Assesseur Lesley Joines is clearly proud of what she did during the election season. But what's her story? "I was brought up on politics - indeed, I was born on Guy Fawkes Day in 1955 which gave me an immediate link with parliamentary matters. More seriously, my father was local councillor in Hayward's Heath and Chairman of the local Conservative Party. He got me to understand that living in a democratic country was a great privilege and that you had to play your part. If I'd stayed in England I would probably have gone into local politics."

"Interested in French politics"
Instead she came to France. Why? "I went to medical school in London - the Middlesex - but I rather messed things up, I failed my pre-med anatomy twice and got into a relationship with a French chap who was training with the hospital rugby team.
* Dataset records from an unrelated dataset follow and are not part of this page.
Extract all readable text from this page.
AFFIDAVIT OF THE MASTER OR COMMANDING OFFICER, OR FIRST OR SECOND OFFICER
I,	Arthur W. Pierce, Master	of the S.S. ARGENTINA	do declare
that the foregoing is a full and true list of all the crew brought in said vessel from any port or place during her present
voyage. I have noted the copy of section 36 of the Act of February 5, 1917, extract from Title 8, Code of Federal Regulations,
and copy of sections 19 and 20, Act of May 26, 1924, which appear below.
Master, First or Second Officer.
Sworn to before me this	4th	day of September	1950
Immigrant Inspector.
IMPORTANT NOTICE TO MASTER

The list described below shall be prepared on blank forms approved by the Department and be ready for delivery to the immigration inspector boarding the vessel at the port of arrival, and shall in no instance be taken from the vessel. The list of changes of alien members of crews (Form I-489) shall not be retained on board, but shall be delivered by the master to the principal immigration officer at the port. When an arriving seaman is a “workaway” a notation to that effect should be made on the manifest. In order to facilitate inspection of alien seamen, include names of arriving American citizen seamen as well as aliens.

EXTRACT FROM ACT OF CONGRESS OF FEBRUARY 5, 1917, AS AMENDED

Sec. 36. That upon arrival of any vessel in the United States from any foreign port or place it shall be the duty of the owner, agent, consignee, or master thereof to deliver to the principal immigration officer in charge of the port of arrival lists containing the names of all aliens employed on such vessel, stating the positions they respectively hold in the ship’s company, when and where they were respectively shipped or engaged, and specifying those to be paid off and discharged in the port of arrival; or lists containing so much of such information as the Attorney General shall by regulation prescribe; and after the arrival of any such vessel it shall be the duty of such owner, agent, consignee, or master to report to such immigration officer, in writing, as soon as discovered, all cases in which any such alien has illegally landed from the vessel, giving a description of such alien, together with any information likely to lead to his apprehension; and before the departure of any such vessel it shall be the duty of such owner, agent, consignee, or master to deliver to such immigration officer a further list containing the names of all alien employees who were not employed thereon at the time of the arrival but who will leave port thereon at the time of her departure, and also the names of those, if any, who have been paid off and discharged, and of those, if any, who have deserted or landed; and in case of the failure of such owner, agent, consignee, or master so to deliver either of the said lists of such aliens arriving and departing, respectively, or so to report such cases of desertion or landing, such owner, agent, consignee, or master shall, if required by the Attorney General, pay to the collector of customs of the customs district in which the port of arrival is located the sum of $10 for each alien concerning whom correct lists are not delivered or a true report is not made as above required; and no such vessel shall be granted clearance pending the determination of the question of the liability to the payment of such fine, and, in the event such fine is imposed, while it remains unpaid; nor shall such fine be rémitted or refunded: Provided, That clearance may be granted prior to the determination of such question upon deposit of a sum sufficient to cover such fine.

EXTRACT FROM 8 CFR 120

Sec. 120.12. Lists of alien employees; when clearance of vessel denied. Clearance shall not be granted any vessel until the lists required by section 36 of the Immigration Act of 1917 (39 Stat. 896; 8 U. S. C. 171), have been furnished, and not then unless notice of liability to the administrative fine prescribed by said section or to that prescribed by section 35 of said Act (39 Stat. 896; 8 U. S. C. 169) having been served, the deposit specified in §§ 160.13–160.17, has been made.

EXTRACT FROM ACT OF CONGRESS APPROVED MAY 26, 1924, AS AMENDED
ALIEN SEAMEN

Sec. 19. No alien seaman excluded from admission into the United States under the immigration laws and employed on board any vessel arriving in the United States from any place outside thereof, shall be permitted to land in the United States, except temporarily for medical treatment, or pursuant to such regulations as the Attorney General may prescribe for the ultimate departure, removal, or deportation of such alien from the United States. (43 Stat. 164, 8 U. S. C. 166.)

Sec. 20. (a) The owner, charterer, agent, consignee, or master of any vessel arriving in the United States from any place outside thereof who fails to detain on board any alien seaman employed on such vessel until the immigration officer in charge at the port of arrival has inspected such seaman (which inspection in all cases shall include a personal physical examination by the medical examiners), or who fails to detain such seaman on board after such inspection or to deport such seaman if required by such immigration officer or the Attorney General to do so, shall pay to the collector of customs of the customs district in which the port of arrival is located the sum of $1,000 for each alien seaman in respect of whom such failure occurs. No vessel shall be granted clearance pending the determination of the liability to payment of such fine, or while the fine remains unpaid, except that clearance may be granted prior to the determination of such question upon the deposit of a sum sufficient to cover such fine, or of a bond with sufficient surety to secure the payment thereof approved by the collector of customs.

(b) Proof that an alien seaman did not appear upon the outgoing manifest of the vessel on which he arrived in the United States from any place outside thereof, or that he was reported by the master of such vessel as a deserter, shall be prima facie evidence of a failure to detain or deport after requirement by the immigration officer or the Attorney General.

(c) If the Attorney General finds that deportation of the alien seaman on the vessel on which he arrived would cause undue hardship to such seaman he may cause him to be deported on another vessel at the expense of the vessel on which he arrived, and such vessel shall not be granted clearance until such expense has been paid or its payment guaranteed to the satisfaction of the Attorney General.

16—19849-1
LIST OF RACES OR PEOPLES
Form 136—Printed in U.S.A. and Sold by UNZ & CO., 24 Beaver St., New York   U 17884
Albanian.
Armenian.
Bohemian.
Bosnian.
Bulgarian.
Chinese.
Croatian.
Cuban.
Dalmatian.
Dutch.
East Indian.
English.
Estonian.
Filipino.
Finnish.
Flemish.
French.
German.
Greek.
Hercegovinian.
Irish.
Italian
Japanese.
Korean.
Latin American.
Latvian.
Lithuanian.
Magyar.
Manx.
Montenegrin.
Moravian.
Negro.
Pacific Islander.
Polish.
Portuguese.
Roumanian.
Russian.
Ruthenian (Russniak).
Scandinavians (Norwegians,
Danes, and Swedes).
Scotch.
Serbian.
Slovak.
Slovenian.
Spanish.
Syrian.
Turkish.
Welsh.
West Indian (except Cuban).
To cut short the purely personal story - let's leave that for another day - I'll just tell you that we got married and I wasn't happy. I don't know why but once we had children - I've got two girls, both now in their late teens - he turned violent. Life was very bad, I tell you, and for the best part of twenty years. The only positive outcome was that through my husband I got interested in French politics."

How did that happen? "We moved from London to Paris first - that was before we got married - and he used to bring friends home. My French was very patchy at first but I gradually realised that they were all National Front supporters, real hardcore types. Then I discovered that the family business had been acquired during the war from a Jewish family and things began to hang together. No way my political home was with Le Pen and when we moved to Cannes in 1979 I got involved with the respectable Right, so to say. That was with Giscard's UDF and I've still got a party card though I think Bayrou tried to take them in quite the wrong direction."
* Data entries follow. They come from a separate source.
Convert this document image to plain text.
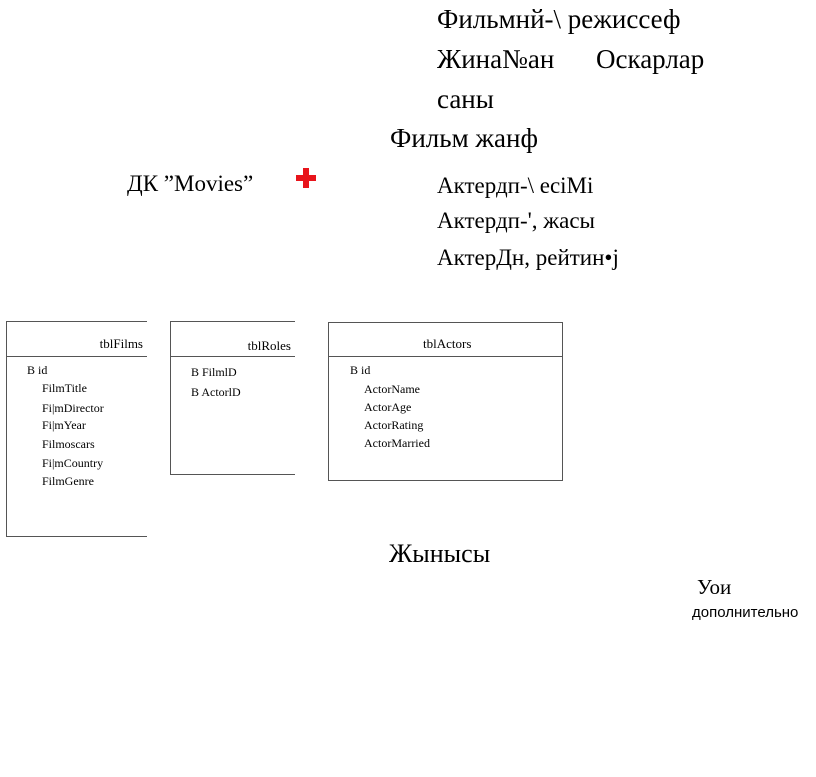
Фильмнй-\ режиссеф
Жина№ан Оскарлар
саны
Фильм жанф
Актердп-\ ecіMi
Актердп-', жасы
АктерДн, рейтин•j
ДК ”Movies”
tblFilms
B id
FilmTitle
Fi|mDirector
Fi|mYear
Filmoscars
Fi|mCountry
FilmGenre
tblRoles
B FilmlD
B ActorlD
tblActors
B id
ActorName
ActorAge
ActorRating
ActorMarried
Жынысы
Уои
дополнительно
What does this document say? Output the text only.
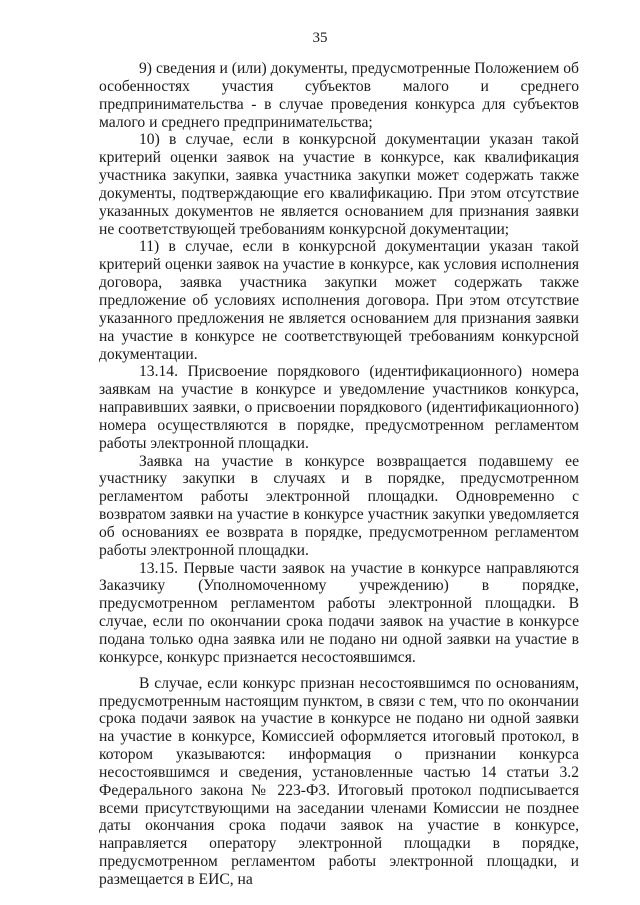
35

9) сведения и (или) документы, предусмотренные Положением об особенностях участия субъектов малого и среднего предпринимательства - в случае проведения конкурса для субъектов малого и среднего предпринимательства;

10) в случае, если в конкурсной документации указан такой критерий оценки заявок на участие в конкурсе, как квалификация участника закупки, заявка участника закупки может содержать также документы, подтверждающие его квалификацию. При этом отсутствие указанных документов не является основанием для признания заявки не соответствующей требованиям конкурсной документации;

11) в случае, если в конкурсной документации указан такой критерий оценки заявок на участие в конкурсе, как условия исполнения договора, заявка участника закупки может содержать также предложение об условиях исполнения договора. При этом отсутствие указанного предложения не является основанием для признания заявки на участие в конкурсе не соответствующей требованиям конкурсной документации.

13.14. Присвоение порядкового (идентификационного) номера заявкам на участие в конкурсе и уведомление участников конкурса, направивших заявки, о присвоении порядкового (идентификационного) номера осуществляются в порядке, предусмотренном регламентом работы электронной площадки.

Заявка на участие в конкурсе возвращается подавшему ее участнику закупки в случаях и в порядке, предусмотренном регламентом работы электронной площадки. Одновременно с возвратом заявки на участие в конкурсе участник закупки уведомляется об основаниях ее возврата в порядке, предусмотренном регламентом работы электронной площадки.

13.15. Первые части заявок на участие в конкурсе направляются Заказчику (Уполномоченному учреждению) в порядке, предусмотренном регламентом работы электронной площадки. В случае, если по окончании срока подачи заявок на участие в конкурсе подана только одна заявка или не подано ни одной заявки на участие в конкурсе, конкурс признается несостоявшимся.

В случае, если конкурс признан несостоявшимся по основаниям, предусмотренным настоящим пунктом, в связи с тем, что по окончании срока подачи заявок на участие в конкурсе не подано ни одной заявки на участие в конкурсе, Комиссией оформляется итоговый протокол, в котором указываются: информация о признании конкурса несостоявшимся и сведения, установленные частью 14 статьи 3.2 Федерального закона № 223-ФЗ. Итоговый протокол подписывается всеми присутствующими на заседании членами Комиссии не позднее даты окончания срока подачи заявок на участие в конкурсе, направляется оператору электронной площадки в порядке, предусмотренном регламентом работы электронной площадки, и размещается в ЕИС, на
Not being able to vote must be very frustrating. "Very much so, though we can now vote in the municipal and European elections. I got divorced finally in 1999 and then got more actively involved with local politics." And how did she get accepted as an assesseur? "One day it occurred to me that I'd like to see at first hand how the voting system worked. I rang up the mairie and they just didn't know if as a foreigner I could take part. Finally my request went to the préfecture who decided that the participation of a non-French person is not forbidden, it must be allowed. And so I turned up at the library for the first round."

What happened exactly? "I met the chap in charge - a council employee - and the rest of the team and then got on with it. Just like that. Briefly, when people showed up at the door their names were checked on the electoral roll and they were given an envelope. Once inside their elector's card and carte d'identité were checked and they then picked up a ballot paper - or several different ones, to be discreet - with a candidate's name on it. They went into the polling booth and dropped their envelope containing their preferred name into the urn. Before they left, their elector's card was stamped so they couldn't vote again. And that was it."

Did everything go smoothly? "Very much so. No drama - like they had somewhere up in the North where an elderly woman cast her vote and dropped dead. Some of the older people got a bit confused and I just wonder how they'd manage with electronic voting. Anyway, we shut up shop at eight o'clock and then did the count. We got a few empty envelopes - abstentions - and a small number of spoilt ballot papers but we knew who'd win. Cannes is very much on the Right and only one polling station out of 56 gave a majority to Ségolène Royal and that by only seven votes." And how did she feel at the end of the day? "Rather tired but very happy I'd done my bit for French democracy. It was a wonderful turnout for the Presidentials! And, of course, I'm hoping that one day I'll be able to go into a booth and cast a vote myself. I'm a firm Sarko fan."